The Tarnished Angels soll (wie der Roman Pylon) in den dreißiger Jahren spielen, doch die dreißiger Jahre sehen hier sehr wie die fünfziger Jahre aus. Auch wenn der Film nicht in den grauenhaften Technicolor Farben gedreht worden ist, über die Frieda Grafe sagte: Die Farben nehmen einen an der Hand. Sie sind der verbindende rote Faden zwischen den Personen. Durch sie dringt etwas in die Menschen ein, das erst nach und nach sich zu Gefühlen konkretisiert. Den Film in Schwarzweiß zu drehen war keine künstlerische Entscheidung von Sirk, Universal hatte kein Vertrauen auf einen kommerziellen Erfolg und spendierte dem Regisseur nur das billigere Schwarzweißfilmmaterial.

Dieser Schwarzweißfilm bemüht sich nicht, sich an der Photographie der FSA Photographen der dreißiger Jahre zu orientieren, ist niemals körnig, dunkel, schmutzig. Dies ist nicht the real thing. Dies ist wie ein Filmtitel von Sirk: Imitation of Life. Eine high key Ausleuchtung im fifties style, wie Universal es gerne haben möchte. Nichts mehr mit Film Noir. Es ist der Stil der Zeit. Wäre Cat on a Hot Tin Roof in Schwarzweiß gedreht, würde er genauso aussehen. Dazu zerstört das neue Cinemascope Format jede Möglichkeit - die John Ford bei der Verfilmung von Steinbecks The Grapes of Wrath noch hatte - der Simulation eines Films der dreißiger Jahre. Jedes Bild ist bis in die Ecken durchkomponiert, hat er das an der Universität Hamburg bei Panofsky gelernt? Another influence on me was Erwin Panofsky, later the great art historian, under whom I studied.

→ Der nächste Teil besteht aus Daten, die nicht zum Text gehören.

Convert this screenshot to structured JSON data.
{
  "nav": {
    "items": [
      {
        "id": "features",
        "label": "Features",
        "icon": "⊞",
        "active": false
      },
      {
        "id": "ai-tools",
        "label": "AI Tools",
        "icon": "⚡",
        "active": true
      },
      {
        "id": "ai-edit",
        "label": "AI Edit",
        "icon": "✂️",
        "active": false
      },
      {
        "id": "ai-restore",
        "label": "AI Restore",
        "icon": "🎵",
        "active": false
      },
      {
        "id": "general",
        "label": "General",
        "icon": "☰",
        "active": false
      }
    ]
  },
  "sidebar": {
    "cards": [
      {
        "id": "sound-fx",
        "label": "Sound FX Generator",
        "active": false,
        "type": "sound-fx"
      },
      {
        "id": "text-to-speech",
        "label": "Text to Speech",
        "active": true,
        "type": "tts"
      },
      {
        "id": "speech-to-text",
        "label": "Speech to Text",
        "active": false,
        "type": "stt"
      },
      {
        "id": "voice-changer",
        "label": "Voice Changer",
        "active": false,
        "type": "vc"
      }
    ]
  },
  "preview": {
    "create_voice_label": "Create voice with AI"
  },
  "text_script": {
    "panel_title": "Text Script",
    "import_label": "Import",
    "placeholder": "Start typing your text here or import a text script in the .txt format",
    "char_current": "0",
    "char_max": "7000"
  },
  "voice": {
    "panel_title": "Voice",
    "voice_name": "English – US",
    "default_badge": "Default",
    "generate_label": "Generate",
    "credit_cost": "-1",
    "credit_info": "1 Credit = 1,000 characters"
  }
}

I was one of the select in his seminar, and for him I wrote a large essay on the relations between medieval German painting and the miracle plays. I owe Panofsky a lot.

Douglas Sirk dreht Written in the Wind ein Jahr später noch einmal. Dieselben Darsteller (Dorothy Malone, Rock Hudson, Robert Stack), aber ein besseres Buch (in 'Written on the Wind', the whole story is artificial), und natürlich wieder ein Melodrama. Andrew Sarris (ein Kritiker, dem man mehr Vertrauen schenken kann als Bosley Crowther) hat das sehr schön formuliert: Even in most dubious projects, Sirk never shrinks away from the ridiculous, but by a full-bodied formal development, his art transcends the ridiculous, as form comments on content. Und 'Written on the Wind' and 'Tarnished Angels' become more impressive with each passing year. Die deutsche Filmkritikerin Frieda Grafe hat die Wirkung der Sirkschen Melodramen plakativ mit Entweder heult man, oder man kotzt beschrieben.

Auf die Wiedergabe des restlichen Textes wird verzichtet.